The only vehicles that have been mass-produced to date are city hatchbacks, sedans, and crossover SUVs. While there are trucks and larger SUVs expected to be released in the coming years, at this moment, many parties who value the utility of a pickup truck or large SUV are left without options when it comes to light-duty electric vehicles. Government subsidies are needed to incentivize adoption, but the best cit and federal incentives roll back after about 5% EV share of new sales. And, while modern countries’ electricity from the grid is the most widely available source of energy to people - and in theory, any EV could be plugged into the same plug as a standard appliance - there is still charging hesitation and range anxiety among buyers, particularly those who rely on street parking or communal garage parkades.
Despite barriers to adoption, light-duty electric vehicles have proven to have a strong impact on global emissions. According to recent studies in the United States that looked at where EVs had been sold versus global warming pollution, it showed that gasoline vehicles produced 4-7 times the emissions of a light-duty EV.
The light-duty electric vehicle sector gets a passing grade, but there is much room for improvement. There are standard bearers who are now near or above 50% of electric share for new vehicles across Scandinavia, Netherlands, and the United Kingdom. Even the state of California has made significant light-duty electrification strides. Acceleration go forward should be quite significant, but we need to see electrification adoption across other geographies that largely contribute to emissions such as the rest of the United States, China, India, and other European countries.
When we say heavy-duty vehicles, we’re speaking to commercial vehicles like:
This sector is perhaps in the direst need of mass electric adoption and essential to climate change action. Transporting people or goods with heavy duty vehicles accounts for 27% of US greenhouse gas emissions and about 70% of all US oil use. And, while diesel-powered heavy-duty vehicles only account for 5% of vehicles on the road, these trucks are traveling great distances and therefore contribute more than 20% of transportation emissions. In Canada, there are an estimated 1 million commercial vehicles on the road, each consuming 30 times more fuel than a light-duty vehicle.
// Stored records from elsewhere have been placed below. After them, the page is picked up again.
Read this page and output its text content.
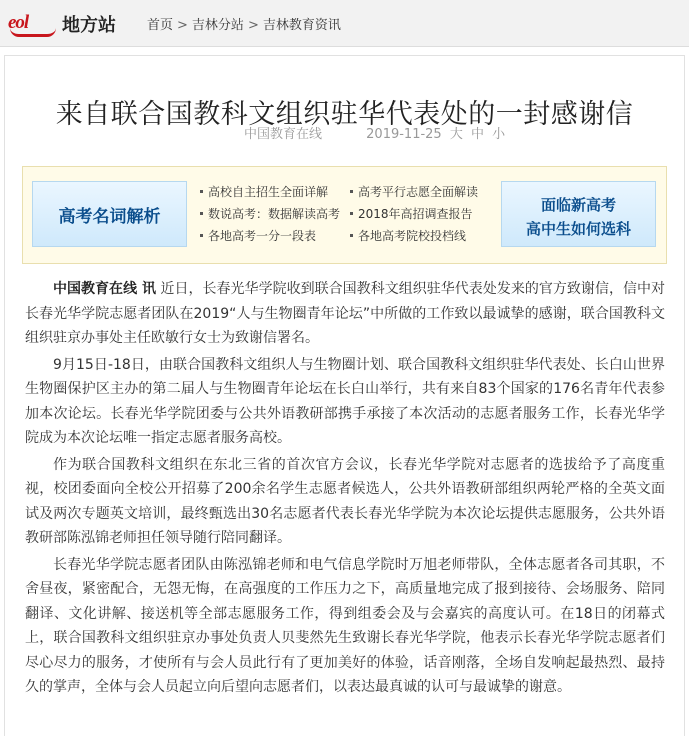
eol 地方站 首页 > 吉林分站 > 吉林教育资讯
来自联合国教科文组织驻华代表处的一封感谢信
中国教育在线	2019-11-25 大 中 小
高考名词解析
高校自主招生全面详解
数说高考：数据解读高考
各地高考一分一段表
高考平行志愿全面解读
2018年高招调查报告
各地高考院校投档线
面临新高考
高中生如何选科

中国教育在线 讯 近日，长春光华学院收到联合国教科文组织驻华代表处发来的官方致谢信，信中对长春光华学院志愿者团队在2019“人与生物圈青年论坛”中所做的工作致以最诚挚的感谢，联合国教科文组织驻京办事处主任欧敏行女士为致谢信署名。

9月15日-18日，由联合国教科文组织人与生物圈计划、联合国教科文组织驻华代表处、长白山世界生物圈保护区主办的第二届人与生物圈青年论坛在长白山举行，共有来自83个国家的176名青年代表参加本次论坛。长春光华学院团委与公共外语教研部携手承接了本次活动的志愿者服务工作，长春光华学院成为本次论坛唯一指定志愿者服务高校。

作为联合国教科文组织在东北三省的首次官方会议，长春光华学院对志愿者的选拔给予了高度重视，校团委面向全校公开招募了200余名学生志愿者候选人，公共外语教研部组织两轮严格的全英文面试及两次专题英文培训，最终甄选出30名志愿者代表长春光华学院为本次论坛提供志愿服务，公共外语教研部陈泓锦老师担任领导随行陪同翻译。

长春光华学院志愿者团队由陈泓锦老师和电气信息学院时万旭老师带队，全体志愿者各司其职，不舍昼夜，紧密配合，无怨无悔，在高强度的工作压力之下，高质量地完成了报到接待、会场服务、陪同翻译、文化讲解、接送机等全部志愿服务工作，得到组委会及与会嘉宾的高度认可。在18日的闭幕式上，联合国教科文组织驻京办事处负责人贝斐然先生致谢长春光华学院，他表示长春光华学院志愿者们尽心尽力的服务，才使所有与会人员此行有了更加美好的体验，话音刚落，全场自发响起最热烈、最持久的掌声，全体与会人员起立向后望向志愿者们，以表达最真诚的认可与最诚挚的谢意。
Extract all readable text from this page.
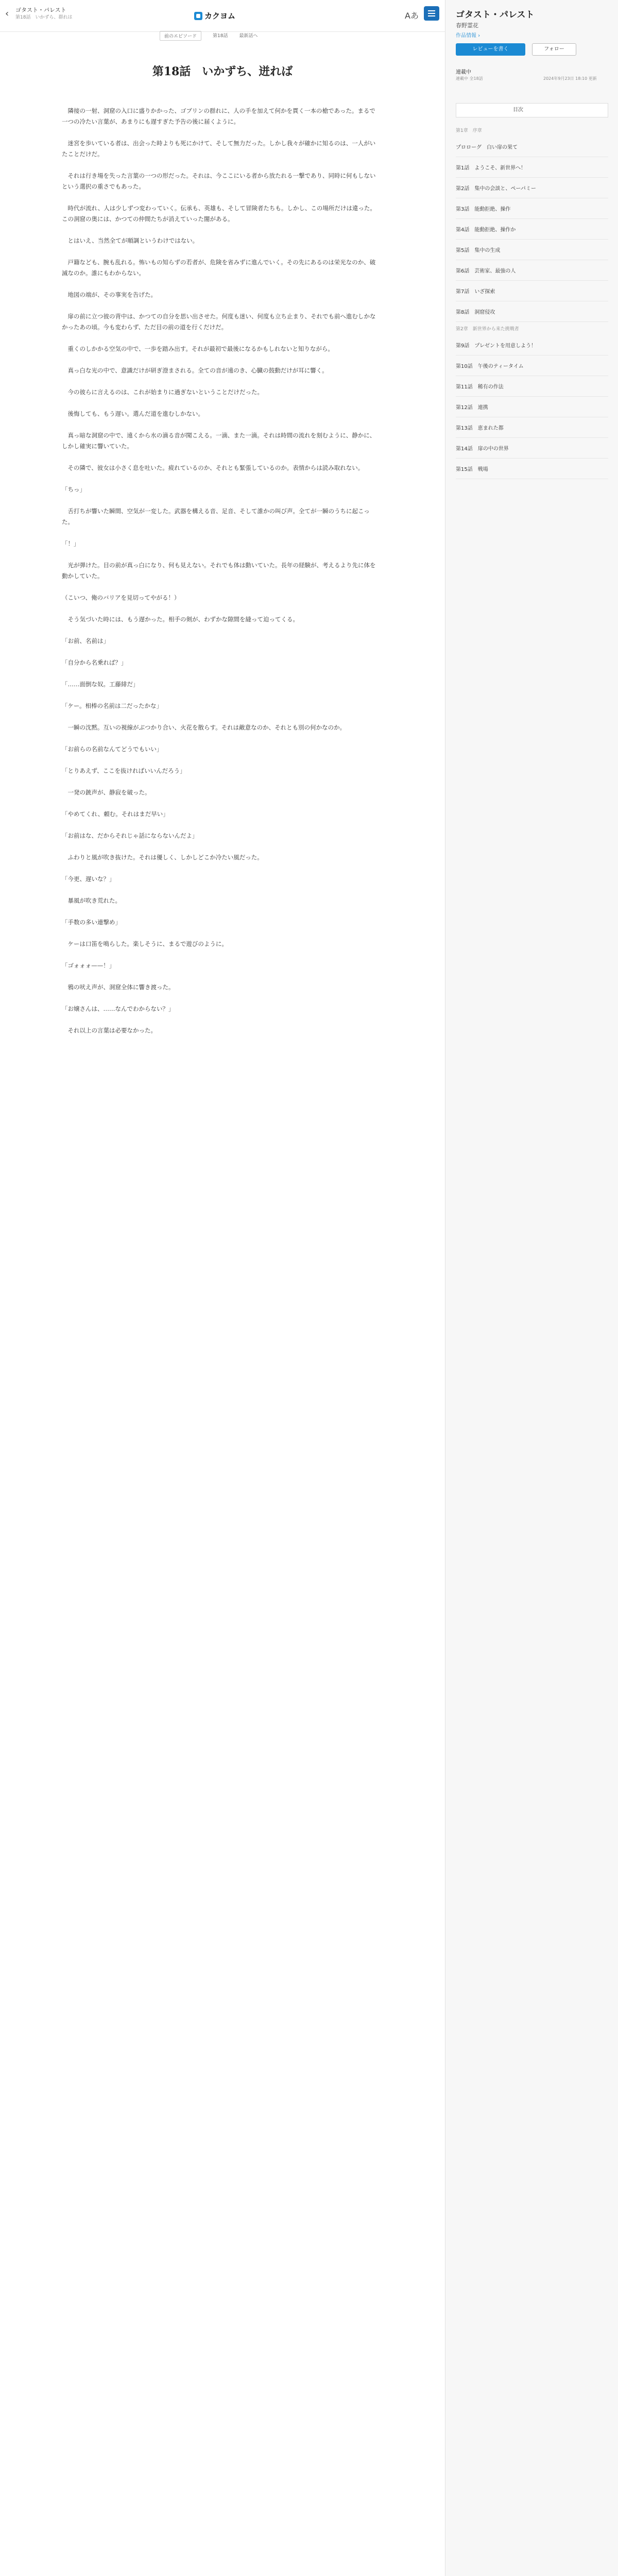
‹ ゴタスト・パレスト
第18話　いかずら、群れは	カクヨム	Aあ
前のエピソード	第18話 最新話へ
第18話　いかずち、迸れば

　隣接の一射、洞窟の入口に盛りかかった、ゴブリンの群れに、人の手を加えて何かを貫く一本の槍であった。まるで一つの冷たい言葉が、あまりにも遅すぎた予告の後に届くように。

　迷宮を歩いている者は、出会った時よりも死にかけて、そして無力だった。しかし我々が確かに知るのは、一人がいたことだけだ。

　それは行き場を失った言葉の一つの形だった。それは、今ここにいる者から放たれる一撃であり、同時に何もしないという選択の重さでもあった。

　時代が流れ、人は少しずつ変わっていく。伝承も、英雄も、そして冒険者たちも。しかし、この場所だけは違った。この洞窟の奥には、かつての仲間たちが消えていった闇がある。

　とはいえ、当然全てが順調というわけではない。

　戸籍なども、腕も乱れる。怖いもの知らずの若者が、危険を省みずに進んでいく。その先にあるのは栄光なのか、破滅なのか。誰にもわからない。

　地図の端が、その事実を告げた。

　扉の前に立つ彼の背中は、かつての自分を思い出させた。何度も迷い、何度も立ち止まり、それでも前へ進むしかなかったあの頃。今も変わらず、ただ目の前の道を行くだけだ。

　重くのしかかる空気の中で、一歩を踏み出す。それが最初で最後になるかもしれないと知りながら。

　真っ白な光の中で、意識だけが研ぎ澄まされる。全ての音が遠のき、心臓の鼓動だけが耳に響く。

　今の彼らに言えるのは、これが始まりに過ぎないということだけだった。

　後悔しても、もう遅い。選んだ道を進むしかない。

　真っ暗な洞窟の中で、遠くから水の滴る音が聞こえる。一滴、また一滴。それは時間の流れを刻むように、静かに、しかし確実に響いていた。

　その隣で、彼女は小さく息を吐いた。疲れているのか、それとも緊張しているのか。表情からは読み取れない。

「ちっ」

　舌打ちが響いた瞬間、空気が一変した。武器を構える音、足音、そして誰かの叫び声。全てが一瞬のうちに起こった。

「！」

　光が弾けた。目の前が真っ白になり、何も見えない。それでも体は動いていた。長年の経験が、考えるより先に体を動かしていた。

（こいつ、俺のバリアを見切ってやがる！）

　そう気づいた時には、もう遅かった。相手の剣が、わずかな隙間を縫って迫ってくる。

「お前、名前は」

「自分から名乗れば？」

「……面倒な奴。工藤緋だ」

「ケー。相棒の名前は二だったかな」

　一瞬の沈黙。互いの視線がぶつかり合い、火花を散らす。それは敵意なのか、それとも別の何かなのか。

「お前らの名前なんてどうでもいい」

「とりあえず、ここを抜ければいいんだろう」

　一発の銃声が、静寂を破った。

「やめてくれ、頼む。それはまだ早い」

「お前はな、だからそれじゃ話にならないんだよ」

　ふわりと風が吹き抜けた。それは優しく、しかしどこか冷たい風だった。

「今更、遅いな？」

　暴風が吹き荒れた。

「手数の多い連撃め」

　ケーは口笛を鳴らした。楽しそうに、まるで遊びのように。

「ゴォォォ——！」

　鴉の吠え声が、洞窟全体に響き渡った。

「お嬢さんは、……なんでわからない？」

　それ以上の言葉は必要なかった。

ゴタスト・パレスト
春野霊花
作品情報 ›
レビューを書く	フォロー
連載中
連載中 全18話	2024年9月23日 18:10 更新
目次
第1章　序章
プロローグ　白い扉の果て
第1話　ようこそ、新世界へ！
第2話　集中の会談と、ペーパミー
第3話　能動拒絶、操作
第4話　能動拒絶、操作か
第5話　集中の生成
第6話　芸術家、最強の人
第7話　いざ探索
第8話　洞窟侵攻
第2章　新世界から来た挑戦者
第9話　プレゼントを用意しよう！
第10話　午後のティータイム
第11話　稀有の作法
第12話　連携
第13話　恵まれた都
第14話　扉の中の世界
第15話　戦場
Heavy-duty has made small steps towards electrification - IKEA delivery trucks manufactured by Lions and Amazon delivery trucks manufactured by Rivian are a few examples - but this sector has a long way to go. Heavy-duty electrification will face similar obstacles as those in light-duty electric vehicles when it comes to battery cost and charging solutions.
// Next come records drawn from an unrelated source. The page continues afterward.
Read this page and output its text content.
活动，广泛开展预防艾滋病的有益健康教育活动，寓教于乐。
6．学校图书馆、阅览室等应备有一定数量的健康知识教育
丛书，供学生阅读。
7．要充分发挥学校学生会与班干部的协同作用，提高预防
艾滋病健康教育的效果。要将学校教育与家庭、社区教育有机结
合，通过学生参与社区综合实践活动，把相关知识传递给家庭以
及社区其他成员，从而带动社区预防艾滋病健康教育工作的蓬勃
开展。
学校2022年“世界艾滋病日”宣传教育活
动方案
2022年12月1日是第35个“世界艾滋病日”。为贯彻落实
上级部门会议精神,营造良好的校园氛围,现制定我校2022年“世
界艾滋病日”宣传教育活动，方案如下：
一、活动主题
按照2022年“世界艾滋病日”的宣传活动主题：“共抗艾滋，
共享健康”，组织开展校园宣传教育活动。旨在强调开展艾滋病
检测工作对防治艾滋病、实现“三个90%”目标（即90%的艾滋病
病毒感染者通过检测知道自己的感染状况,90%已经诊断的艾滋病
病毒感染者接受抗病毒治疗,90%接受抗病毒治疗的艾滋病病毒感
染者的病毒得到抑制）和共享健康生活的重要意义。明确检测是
Where they will face different challenges is in energy demands, which are exponentially higher than light-duty. The energy density of a battery is much less than a similar size tank of diesel fuel, which is problematic. Heavy-duty will have to find every bit of efficiency in batteries and powertrains and find creative charging solutions in order to maintain operations and stay competitive.
The heavy-duty electric vehicle sector has recognized that they have a significant impact on global emissions, but there is much work to be done to close the gap. The sector needs regulation and mandates at the government level when it comes to electrification. Plus, manufacturing processes and equipment need to be improved to enhance power density in heavy-duty electric vehicles, driving efficiencies to keep heavy-duty vehicles going longer with increased performance.